Photo courtesy of Emily Meineke.

Editor’s note: This post was written by Emily Meineke, an entomology Ph.D. student at NC State. The post is an entry in an ongoing series that we hope will highlight the diversity of researchers in science, technology, engineering and mathematics. The series is inspired by the This Is What A Scientist Looks Like site.

There are two camps of scientists – those of us who understand where our interests came from and those of us who are just as surprised about our trajectories as everyone else. I’m in the latter group.

Emily Meineke, checking out insects in the field. Photo courtesy of Emily Meineke.
Emily Meineke, checking out insects in the field. Photo courtesy of Emily Meineke.

My mom is a nurse practitioner, and my dads are both nurses, so I always thought I would end up working in a hospital, maybe as a physical therapist, because they get to work in what was (in my younger brain) a jungle gym. I also thought at one point I might be a nutritionist, or a writer, or an astronaut.

But somehow I ended up committing my brain and my time to insects. They fascinate me. They buzz around us and engineer the world, mostly beyond our notice unless they make us itchy or sick. But insects do so much more for and against us. They put food on our tables. They till the soil and change the microbes that live in it.
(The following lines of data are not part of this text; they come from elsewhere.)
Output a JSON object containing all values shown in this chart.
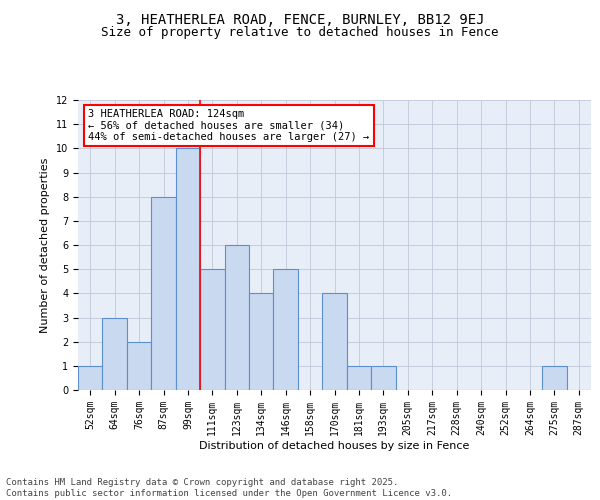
{
  "title_line1": "3, HEATHERLEA ROAD, FENCE, BURNLEY, BB12 9EJ",
  "title_line2": "Size of property relative to detached houses in Fence",
  "xlabel": "Distribution of detached houses by size in Fence",
  "ylabel": "Number of detached properties",
  "bar_labels": [
    "52sqm",
    "64sqm",
    "76sqm",
    "87sqm",
    "99sqm",
    "111sqm",
    "123sqm",
    "134sqm",
    "146sqm",
    "158sqm",
    "170sqm",
    "181sqm",
    "193sqm",
    "205sqm",
    "217sqm",
    "228sqm",
    "240sqm",
    "252sqm",
    "264sqm",
    "275sqm",
    "287sqm"
  ],
  "bar_values": [
    1,
    3,
    2,
    8,
    10,
    5,
    6,
    4,
    5,
    0,
    4,
    1,
    1,
    0,
    0,
    0,
    0,
    0,
    0,
    1,
    0
  ],
  "bar_color": "#c9d9f0",
  "bar_edge_color": "#5b8fcf",
  "bar_edge_width": 0.8,
  "grid_color": "#c0c8d8",
  "bg_color": "#e8eef8",
  "annotation_text": "3 HEATHERLEA ROAD: 124sqm\n← 56% of detached houses are smaller (34)\n44% of semi-detached houses are larger (27) →",
  "annotation_box_color": "white",
  "annotation_box_edge_color": "red",
  "vline_x_index": 5,
  "vline_color": "red",
  "vline_linewidth": 1.2,
  "ylim": [
    0,
    12
  ],
  "yticks": [
    0,
    1,
    2,
    3,
    4,
    5,
    6,
    7,
    8,
    9,
    10,
    11,
    12
  ],
  "footer_text": "Contains HM Land Registry data © Crown copyright and database right 2025.\nContains public sector information licensed under the Open Government Licence v3.0.",
  "title_fontsize": 10,
  "subtitle_fontsize": 9,
  "axis_label_fontsize": 8,
  "tick_fontsize": 7,
  "annotation_fontsize": 7.5,
  "footer_fontsize": 6.5
}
They busily take advantage of the environments we engineer for ourselves and make them their own.

But what is most interesting to me about insects is what we don’t know, which is pretty much everything. Most animals are unknown insects. Also included in the “what we don’t know” category are most of the ways in which insects affect us. I love thinking about how unnoticeable, tiny animals can affect our health and well-being through sheer force of number.
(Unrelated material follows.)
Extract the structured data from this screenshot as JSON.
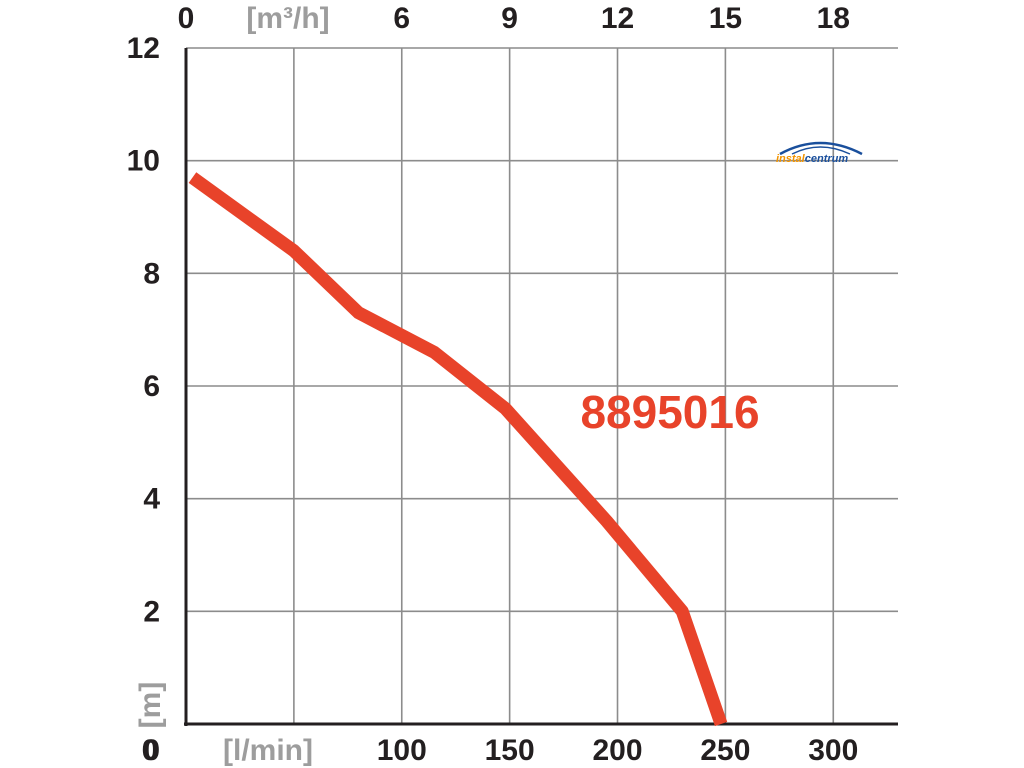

That being said, I didn’t always know science was for me. Initially, I saw the freedom to ask and answer questions as daunting: What if I ask the wrong questions? What if I ask the right questions and answer them inadequately? The beginning of a career in science (or anything) can be full of uncertainty, and it took a long time for me to allow excitement to take over fear of the unknown.
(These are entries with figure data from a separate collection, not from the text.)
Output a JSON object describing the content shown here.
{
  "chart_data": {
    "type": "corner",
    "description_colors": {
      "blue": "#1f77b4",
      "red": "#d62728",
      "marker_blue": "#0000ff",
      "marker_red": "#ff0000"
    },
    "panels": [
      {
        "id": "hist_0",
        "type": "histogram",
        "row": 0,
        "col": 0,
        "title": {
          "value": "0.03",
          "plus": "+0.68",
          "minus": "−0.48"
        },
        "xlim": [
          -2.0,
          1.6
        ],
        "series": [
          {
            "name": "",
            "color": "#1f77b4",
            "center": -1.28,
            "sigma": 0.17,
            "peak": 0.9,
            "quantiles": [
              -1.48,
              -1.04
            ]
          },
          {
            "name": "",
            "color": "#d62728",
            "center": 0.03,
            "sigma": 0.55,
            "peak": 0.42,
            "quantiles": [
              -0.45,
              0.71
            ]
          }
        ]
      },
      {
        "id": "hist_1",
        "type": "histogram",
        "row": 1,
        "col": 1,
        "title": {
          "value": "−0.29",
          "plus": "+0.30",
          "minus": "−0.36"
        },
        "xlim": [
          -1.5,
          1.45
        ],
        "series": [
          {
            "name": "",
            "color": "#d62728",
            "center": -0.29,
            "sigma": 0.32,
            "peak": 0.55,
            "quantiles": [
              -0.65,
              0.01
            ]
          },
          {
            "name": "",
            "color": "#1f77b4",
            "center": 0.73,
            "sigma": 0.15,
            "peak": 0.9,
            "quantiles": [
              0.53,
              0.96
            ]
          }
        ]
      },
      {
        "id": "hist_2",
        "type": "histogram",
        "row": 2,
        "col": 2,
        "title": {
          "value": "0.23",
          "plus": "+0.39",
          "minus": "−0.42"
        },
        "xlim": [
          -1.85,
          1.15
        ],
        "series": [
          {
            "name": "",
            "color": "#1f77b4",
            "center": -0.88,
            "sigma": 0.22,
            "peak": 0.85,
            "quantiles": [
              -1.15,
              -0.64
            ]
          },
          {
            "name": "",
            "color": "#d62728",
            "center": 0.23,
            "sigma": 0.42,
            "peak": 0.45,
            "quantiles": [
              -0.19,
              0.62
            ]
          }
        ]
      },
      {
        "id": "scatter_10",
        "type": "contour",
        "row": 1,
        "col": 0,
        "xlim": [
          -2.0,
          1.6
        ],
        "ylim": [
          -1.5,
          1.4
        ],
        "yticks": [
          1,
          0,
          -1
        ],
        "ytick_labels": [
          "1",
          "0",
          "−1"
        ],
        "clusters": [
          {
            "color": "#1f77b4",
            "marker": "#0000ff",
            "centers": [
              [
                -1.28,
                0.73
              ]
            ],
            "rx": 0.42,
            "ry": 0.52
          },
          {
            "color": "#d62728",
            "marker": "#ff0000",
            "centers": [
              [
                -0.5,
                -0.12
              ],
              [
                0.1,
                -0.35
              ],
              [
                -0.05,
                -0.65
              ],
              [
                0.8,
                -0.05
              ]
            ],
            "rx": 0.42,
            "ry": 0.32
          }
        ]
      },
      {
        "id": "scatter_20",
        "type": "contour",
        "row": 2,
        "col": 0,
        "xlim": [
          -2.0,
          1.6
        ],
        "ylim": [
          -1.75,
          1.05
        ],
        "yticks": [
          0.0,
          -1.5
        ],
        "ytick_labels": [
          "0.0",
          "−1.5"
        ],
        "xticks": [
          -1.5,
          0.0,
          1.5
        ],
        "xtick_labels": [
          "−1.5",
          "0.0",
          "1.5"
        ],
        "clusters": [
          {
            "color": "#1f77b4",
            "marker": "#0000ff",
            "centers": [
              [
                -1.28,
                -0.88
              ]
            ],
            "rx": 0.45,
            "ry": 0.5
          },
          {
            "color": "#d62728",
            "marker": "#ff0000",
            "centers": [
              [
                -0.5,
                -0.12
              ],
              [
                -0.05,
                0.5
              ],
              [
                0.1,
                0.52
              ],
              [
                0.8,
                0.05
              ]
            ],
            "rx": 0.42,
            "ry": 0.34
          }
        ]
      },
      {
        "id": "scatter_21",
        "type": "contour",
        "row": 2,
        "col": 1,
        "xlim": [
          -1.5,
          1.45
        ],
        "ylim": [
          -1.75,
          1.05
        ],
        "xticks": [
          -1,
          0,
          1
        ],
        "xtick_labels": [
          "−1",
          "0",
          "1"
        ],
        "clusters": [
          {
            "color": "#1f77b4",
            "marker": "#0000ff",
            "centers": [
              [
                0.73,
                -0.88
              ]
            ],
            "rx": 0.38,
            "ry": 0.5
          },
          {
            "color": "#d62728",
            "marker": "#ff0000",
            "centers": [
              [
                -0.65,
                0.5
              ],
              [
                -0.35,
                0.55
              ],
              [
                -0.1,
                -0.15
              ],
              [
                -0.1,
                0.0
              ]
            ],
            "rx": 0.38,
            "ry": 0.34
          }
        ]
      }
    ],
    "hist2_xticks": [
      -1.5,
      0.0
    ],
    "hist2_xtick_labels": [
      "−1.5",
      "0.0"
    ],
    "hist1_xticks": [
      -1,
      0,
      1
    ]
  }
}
Now I’m toward the end of my dissertation, in which I’ve studied how warming in the city caused by sidewalks (the “urban heat island effect”) changes pest insects on oak trees on the streets of Raleigh. I found that pest insects benefit from urban warming, which is bad for trees, and probably us. During my studies, I have also made time for things I love most. I cook, run, read, travel, and eat. Eating is my favorite thing in the world, next to insects.